De Chirico, «Cavalli sulla spiaggia» (1943)
Bello vedere i
ragazzi anch’essi rapiti dalla bellezza del luogo e dalla sua magia, come già
lo furono personaggi del calibro di Byron, Chateubriand e Lamartine: è stato
difficile per me e i colleghi Ileana e Bruno ricondurli sul pullman verso
l’aeroporto. Bello sapere che i marmi, le onde e il mormorio del mare – per
tornare al poema di Byron – sono gli stessi di allora; e che ancora esiste il
delizioso vino dolce di Samo, nominato dal poeta inglese. Noi però non
l’abbiamo – ovviamente – bevuto in loco, ma acquistato al duty-free
dell’aeroporto (solo i professori, si intende!) su suggerimento di chi vi
scrive, classicista vizioso e goloso… Qualche (piccolo e saltuario, eh!)
bicchierino di quel néktar (così è chiamato sull’etichetta) renderà dunque meno
amaro il rush finale di correzione di compiti, interrogazioni, compilazioni di
scartoffie, che ci transiterà in men che non si dica verso la fine dell’anno
scolastico e gli Esami di Stato.

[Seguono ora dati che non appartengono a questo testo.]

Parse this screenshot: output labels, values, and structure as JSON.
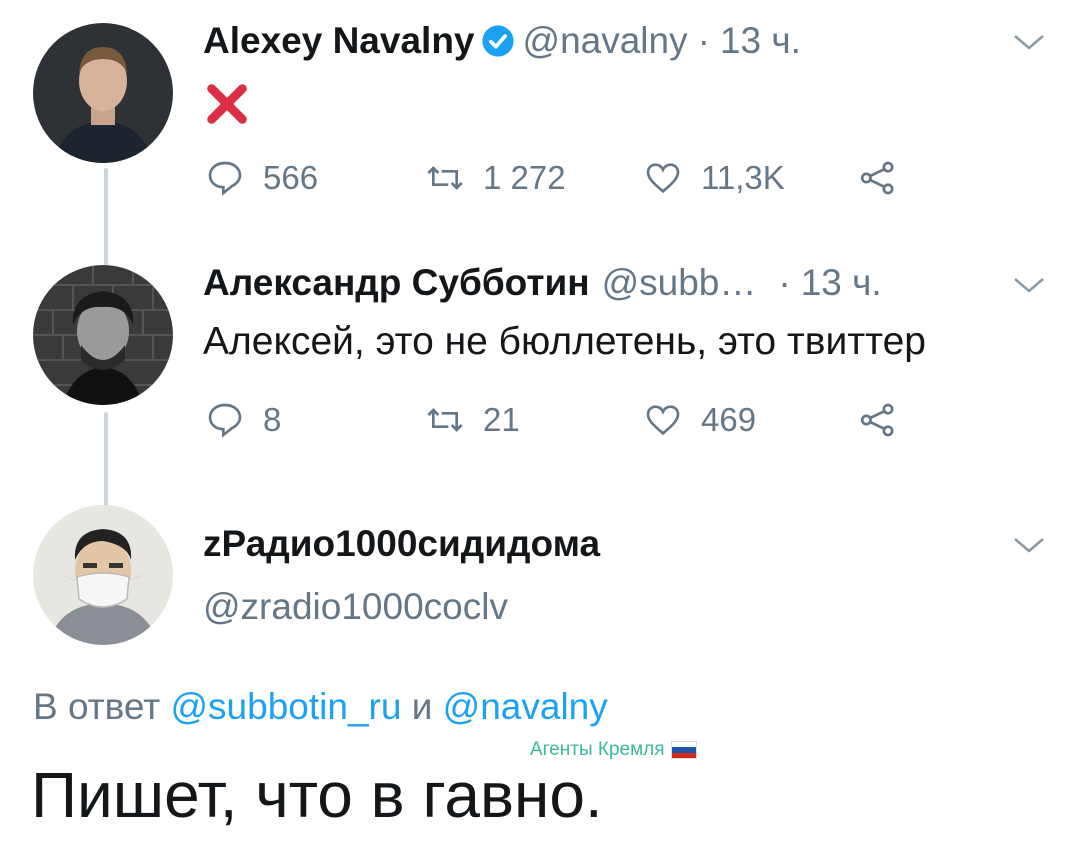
{
  "tweets": [
    {
      "name": "Alexey Navalny",
      "handle": "@navalny",
      "separator": "·",
      "time": "13 ч.",
      "content_icon": "red-cross-mark-icon",
      "replies": "566",
      "retweets": "1 272",
      "likes": "11,3K"
    },
    {
      "name": "Александр Субботин",
      "handle": "@subb…",
      "separator": "·",
      "time": "13 ч.",
      "text": "Алексей, это не бюллетень, это твиттер",
      "replies": "8",
      "retweets": "21",
      "likes": "469"
    }
  ],
  "focused": {
    "name": "zРадио1000сидидома",
    "handle": "@zradio1000coclv",
    "reply_prefix": "В ответ",
    "reply_user1": "@subbotin_ru",
    "reply_conj": "и",
    "reply_user2": "@navalny",
    "text": "Пишет, что в гавно."
  },
  "watermark": {
    "text": "Агенты Кремля",
    "icon": "russian-flag-icon"
  },
  "colors": {
    "link": "#1da1f2",
    "secondary": "#657786",
    "verified": "#1da1f2",
    "cross": "#dd2e44",
    "watermark": "#3cba9f"
  }
}
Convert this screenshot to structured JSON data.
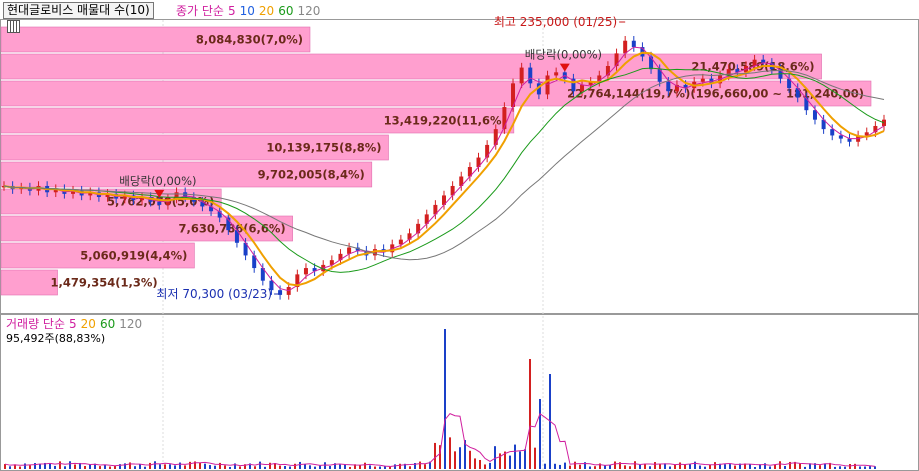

Unica consolazione, per chi scrive: dopo tutto
ciò, ci sarà ancora un viaggio in Grecia, senza se e senza ma. Nella byroniana
speranza che non diventi davvero una terra di schiavi (land of slaves): averla
allora liberata dai Turchi per averla affidata ora alla Troika potrebbe, alla
lunga, rivelarsi un pessimo affare.
Mauro Reali
Docente di Liceo,
Dottore di Ricerca in Storia Antica, autore di testi Loescher di Letteratura
Latina. Collabora da anni alle attività di ricerca dell’Università degli Studi
di Milano. È giornalista pubblicista.